Consumer Duty
On 31 July 2024 the Consumer Duty came fully into force following the implementation deadline for closed products and services.
To mark this, and the 1-year milestone for new and existing products, we held an event alongside the Financial Ombudsman Service. This focused on the impact the Duty has had, examples of good practice and areas for improvement, and our priorities for the year ahead.
You can register to and read Sheldon Mills' speech where he celebrates how far we’ve come and talks about our future programme of work.
Our approach to cost benefit analyses
Cost benefit analyses (CBA) allow us to understand how effective and proportionate proposed policy interventions will be and how they will affect industry, consumers, and markets.
We have a statutory duty to consult the new independent CBA Panel where proposed policies have an expected equivalent annual net direct cost to business of £10m or above.
Read our updated statement of policy for more detail about our approach to CBA and the thresholds for referring CBA to the Panel.
Credit information market study
Following our study into the credit information market, we proposed creating a more representative and accountable industry body to oversee arrangements about sharing of credit information.
The Interim Working Group (IWG) was set up to provide recommendations to us on the design, implementation, and operation of a Credit Reporting Governance Body (CRGB). It published a report on how the CRGB should be constituted and we have published our feedback to that on 14 August. You can read more here.
The IWG will publish a report on ‘How the CRGB should operate’ in November 2024 and all recommendations in February 2025.
Dormant Assets Scheme expansion - second phase
We have amended our rules and guidance to enable dormant investment assets and client money to be available to the Dormant Assets Scheme (DAS).
Since 2011, the UK Dormant Assets Scheme has unlocked more than £745m for social and environment initiatives, from over £1.35 billion in dormant bank and building society accounts. The expansion of the scheme is estimated to potentially unlock a further £880m.
These rules will primarily affect Reclaim Fund Limited (RFL), managers and depositaries of authorised collective investment schemes and firms holding client money. They may also be relevant to insolvency practitioners, professional advisers, trade associations and consumer organisations.
Helping crypto firms comply with new marketing rules
This month we published a review of firms’ compliance with certain financial promotion rules. These rules follow a change in legislation and are designed to help people better understand the risks of investing in crypto.
Our review found examples of firms demonstrating good practice and multiple instances where firms did not meet the required standards. We also found firms relying on industry comparisons to benchmark what is acceptable. Given the levels of poor practice in the market, firms should not be doing this.
We want to work collaboratively with the sector to raise standards. We urge all firms to read our good and poor practice, as well as our guidance and engage with us.

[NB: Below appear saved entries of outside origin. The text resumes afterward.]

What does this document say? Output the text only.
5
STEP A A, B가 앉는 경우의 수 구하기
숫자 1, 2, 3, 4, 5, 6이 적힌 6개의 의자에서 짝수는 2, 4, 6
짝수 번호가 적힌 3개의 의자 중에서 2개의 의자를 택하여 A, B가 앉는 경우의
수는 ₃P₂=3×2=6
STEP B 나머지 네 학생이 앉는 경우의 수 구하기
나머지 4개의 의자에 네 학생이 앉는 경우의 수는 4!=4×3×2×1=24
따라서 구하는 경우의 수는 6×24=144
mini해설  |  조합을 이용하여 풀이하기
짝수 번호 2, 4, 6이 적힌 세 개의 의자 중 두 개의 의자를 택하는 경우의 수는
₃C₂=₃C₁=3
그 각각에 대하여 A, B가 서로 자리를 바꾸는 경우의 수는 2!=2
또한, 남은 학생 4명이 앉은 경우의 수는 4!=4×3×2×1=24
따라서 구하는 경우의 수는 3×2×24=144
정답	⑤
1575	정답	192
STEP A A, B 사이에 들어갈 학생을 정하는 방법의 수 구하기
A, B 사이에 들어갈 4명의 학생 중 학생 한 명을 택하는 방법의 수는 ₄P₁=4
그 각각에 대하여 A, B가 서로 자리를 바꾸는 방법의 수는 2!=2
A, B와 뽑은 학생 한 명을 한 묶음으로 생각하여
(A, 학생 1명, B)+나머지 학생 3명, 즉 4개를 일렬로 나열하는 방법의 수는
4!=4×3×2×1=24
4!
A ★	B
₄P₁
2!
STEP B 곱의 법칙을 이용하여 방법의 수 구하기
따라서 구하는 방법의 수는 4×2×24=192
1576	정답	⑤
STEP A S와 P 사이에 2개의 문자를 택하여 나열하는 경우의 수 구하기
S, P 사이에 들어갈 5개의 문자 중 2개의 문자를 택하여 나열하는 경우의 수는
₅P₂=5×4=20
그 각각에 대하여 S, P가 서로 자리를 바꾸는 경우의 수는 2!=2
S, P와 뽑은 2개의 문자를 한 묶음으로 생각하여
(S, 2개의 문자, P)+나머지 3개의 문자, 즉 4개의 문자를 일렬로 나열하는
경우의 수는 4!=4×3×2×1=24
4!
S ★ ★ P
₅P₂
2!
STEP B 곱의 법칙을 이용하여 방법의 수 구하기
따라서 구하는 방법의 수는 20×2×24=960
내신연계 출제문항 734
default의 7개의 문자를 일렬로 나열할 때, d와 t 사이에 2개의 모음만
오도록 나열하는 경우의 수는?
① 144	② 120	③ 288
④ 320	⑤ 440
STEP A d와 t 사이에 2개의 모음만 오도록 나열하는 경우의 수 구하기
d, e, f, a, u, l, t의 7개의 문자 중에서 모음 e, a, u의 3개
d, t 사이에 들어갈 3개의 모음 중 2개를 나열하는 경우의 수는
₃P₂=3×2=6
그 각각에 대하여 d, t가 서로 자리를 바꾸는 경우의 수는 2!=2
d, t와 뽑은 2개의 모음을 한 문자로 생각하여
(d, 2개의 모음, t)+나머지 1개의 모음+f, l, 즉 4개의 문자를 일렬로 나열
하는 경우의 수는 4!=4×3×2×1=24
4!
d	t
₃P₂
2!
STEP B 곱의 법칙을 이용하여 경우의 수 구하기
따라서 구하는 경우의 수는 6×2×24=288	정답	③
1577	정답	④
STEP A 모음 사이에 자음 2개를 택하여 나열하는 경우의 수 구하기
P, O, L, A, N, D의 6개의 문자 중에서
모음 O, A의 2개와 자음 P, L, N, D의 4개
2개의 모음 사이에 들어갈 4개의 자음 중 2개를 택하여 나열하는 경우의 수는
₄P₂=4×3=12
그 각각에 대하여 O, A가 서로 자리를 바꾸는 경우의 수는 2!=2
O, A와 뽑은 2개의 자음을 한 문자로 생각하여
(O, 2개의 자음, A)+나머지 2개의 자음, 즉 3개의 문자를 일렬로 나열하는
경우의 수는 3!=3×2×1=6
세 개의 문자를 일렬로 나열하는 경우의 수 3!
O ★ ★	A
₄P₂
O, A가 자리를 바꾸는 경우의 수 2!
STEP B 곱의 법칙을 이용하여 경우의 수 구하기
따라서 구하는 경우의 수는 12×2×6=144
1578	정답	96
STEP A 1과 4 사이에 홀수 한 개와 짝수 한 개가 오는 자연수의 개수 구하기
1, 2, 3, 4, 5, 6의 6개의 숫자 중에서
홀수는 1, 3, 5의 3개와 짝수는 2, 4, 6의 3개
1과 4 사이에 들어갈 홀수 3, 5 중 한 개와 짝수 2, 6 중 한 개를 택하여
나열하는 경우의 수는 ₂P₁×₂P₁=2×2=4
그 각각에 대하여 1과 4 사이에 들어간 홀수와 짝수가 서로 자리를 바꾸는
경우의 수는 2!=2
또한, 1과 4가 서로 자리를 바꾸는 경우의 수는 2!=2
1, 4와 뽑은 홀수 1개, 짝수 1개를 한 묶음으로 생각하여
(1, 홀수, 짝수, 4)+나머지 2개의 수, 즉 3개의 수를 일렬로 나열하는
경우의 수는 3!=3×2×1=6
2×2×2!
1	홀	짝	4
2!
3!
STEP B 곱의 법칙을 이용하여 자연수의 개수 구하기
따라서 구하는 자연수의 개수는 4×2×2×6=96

Insurance fair value and good customer outcomes
We recently published the findings from our review of insurance manufacturers and distributors’ compliance with our PROD 4 rules. This is a thematic review looking at whether firms are complying with their product governance obligations both for general insurance and pure protection products.
At the same time, we published our latest insurance Value Measures Data covering the period Jan-Dec 2023. The data was accompanied with an explanatory page analysing the data and providing key observations. Our analysis highlights several lines of insurance which may be providing poor value for consumers.
Over £100m in redress offered to former British Steel pension scheme members
£106m in redress has now been offered to 1,870 former British Steel Pension Scheme (BSPS) members to put them back in the position they would have been at retirement. We have been working closely with the Financial Ombudsman Service and Financial Services Compensation Scheme to help those who transferred out of the BSPS following poor advice get the retirement they worked for.
As our redress scheme draws to a close, we have reported on the action we have jointly taken, how many people have had their advice reviewed and total redress offered. Read our report here.
Further expansion of FCA Leeds office, creating more jobs in the region
We are set to base a further 100 of our workforce in Leeds as we expand our presence in the city. An office refurbishment project will begin in late summer, and the new space will open in the autumn.
FCA announces work into pure protection market
We plan to launch a market study into how pure protection insurance products are sold as we are concerned that competition is not working well in the market. Pure protection products are designed to help individuals and their families with their finances should the policyholder die or become unable to meet their financial commitments. We have concerns that the design of commission arrangements may not allow firms to deliver good outcomes to policyholders and that some products may be providing poor value.
We will launch the study later in 2024/25. In the meantime have your say on the proposed scope of the study.
Insurers liable for employers’ liability claims
We used to publish a list of insurers with potential liabilities falling under our employer’s liability tracing rules. The requirement to provide us with this information was introduced because the information needed to identify all relevant insurers was not otherwise available. This position has now changed, as the majority of information is now readily available on the Employers' Liability Tracing Office (ELTO) website. We will therefore no longer be publishing this list on our website.